Scientific benchmarking helps determine the precision, recall and other metrics of bioinformatics resources (in the form of software tool) in unbiased scenarios, which have been set up through reference databases, ad-hoc input and test data sets reflecting specifying scientific challenges. Chosen metrics allow us to objectively evaluate the relative scientific performance of the different participating resources.
For conducting a scientific benchmarking in OpenEBench, you need to understand the following concepts:
- Participant: A software application (program, server or pipeline) that needs to be evaluated and be compared with other participants. The evaluation is done comparing the participant results with a reference dataset. All the participants that are going to be compared using the same reference dataset are grouped in a challenge.

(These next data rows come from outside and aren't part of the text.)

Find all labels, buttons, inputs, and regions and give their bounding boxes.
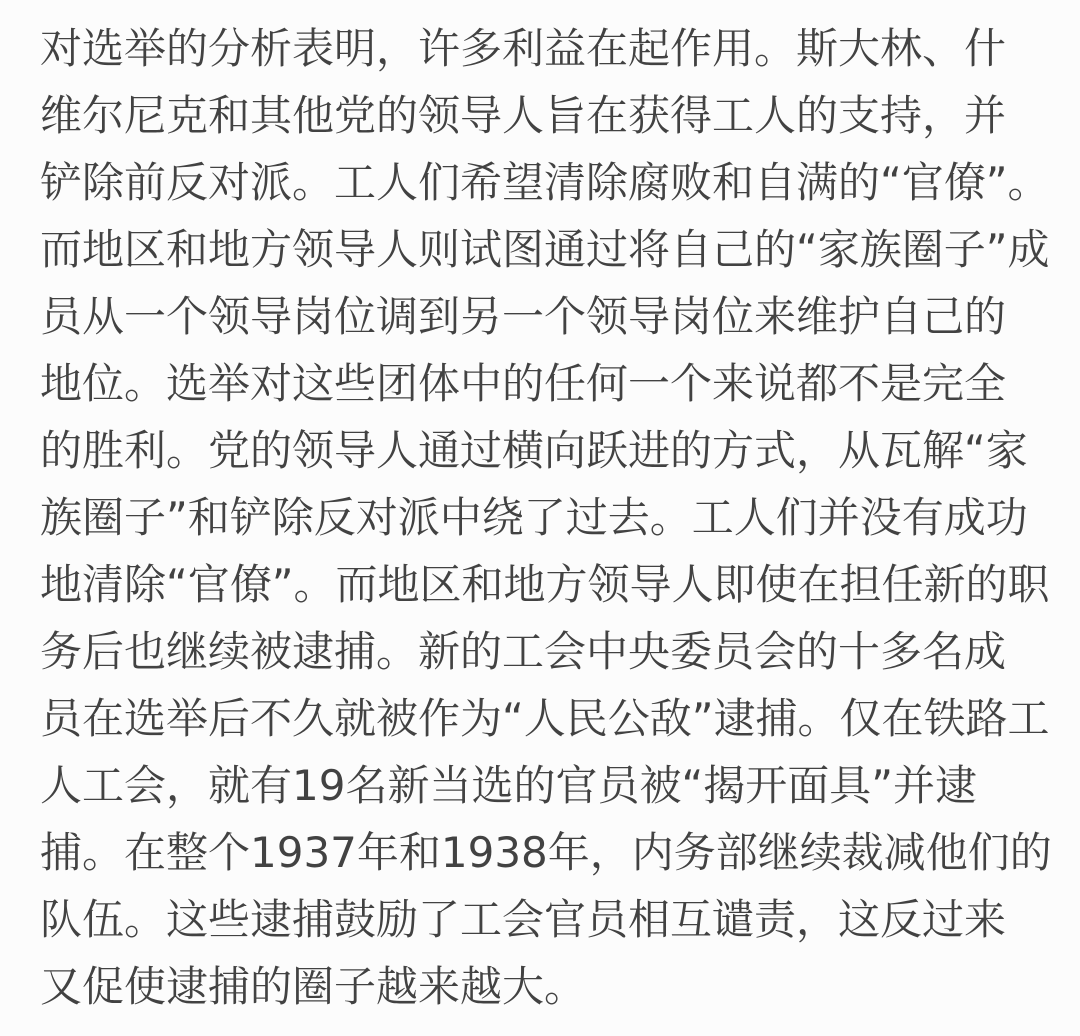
document-page: 对选举的分析表明，许多利益在起作用。斯大林、什 维尔尼克和其他党的领导人旨在获得… <box>0 0 1080 1036</box>
article-text: 对选举的分析表明，许多利益在起作用。斯大林、什 维尔尼克和其他党的领导人旨在获得… <box>40 15 1042 1020</box>
text-line: 而地区和地方领导人则试图通过将自己的“家族圈子”成 <box>40 216 1042 283</box>
text-line: 员从一个领导岗位调到另一个领导岗位来维护自己的 <box>40 283 1042 350</box>
text-line: 务后也继续被逮捕。新的工会中央委员会的十多名成 <box>40 618 1042 685</box>
text-line: 对选举的分析表明，许多利益在起作用。斯大林、什 <box>40 15 1042 82</box>
text-line: 捕。在整个1937年和1938年，内务部继续裁减他们的 <box>40 819 1042 886</box>
text-line: 队伍。这些逮捕鼓励了工会官员相互谴责，这反过来 <box>40 886 1042 953</box>
text-line: 族圈子”和铲除反对派中绕了过去。工人们并没有成功 <box>40 484 1042 551</box>
text-line: 地位。选举对这些团体中的任何一个来说都不是完全 <box>40 350 1042 417</box>
text-line: 的胜利。党的领导人通过横向跃进的方式，从瓦解“家 <box>40 417 1042 484</box>
text-line: 人工会，就有19名新当选的官员被“揭开面具”并逮 <box>40 752 1042 819</box>
text-line: 维尔尼克和其他党的领导人旨在获得工人的支持，并 <box>40 82 1042 149</box>
text-line: 又促使逮捕的圈子越来越大。 <box>40 953 1042 1020</box>
text-line: 铲除前反对派。工人们希望清除腐败和自满的“官僚”。 <box>40 149 1042 216</box>
text-line: 地清除“官僚”。而地区和地方领导人即使在担任新的职 <box>40 551 1042 618</box>
text-line: 员在选举后不久就被作为“人民公敌”逮捕。仅在铁路工 <box>40 685 1042 752</box>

- Challenge: A challenge comprises one reference dataset and a set of evaluation metrics that will be applied to all the challenge participants.
- Reference Dataset: It is a set of data that contains the expected results for a participant.
- Evaluation metrics: Set of metrics used to compare the results of the participants with the reference dataset, for example, ......
- Benchmarking Event: The challenges are organized in the context of a benchmarking event, that can contain more than one challenge. A benchmarking event is defined as a time-bound contest where a tool, pipeline, service or product, i.e., the participant, is compared against other participants using a predefined collection of reference datasets and assessment metrics.
- Community: The organised group behind the benchmarking.
Communities are the central concept for scientific benchmarking in OpenEBench. The scientific benchmaking is seeing as a community-driven effort to improve research software in the field. Communities organise benchmarking events, that are composed by several challenges, each challenge contains all the participants that are going to be evaluated together.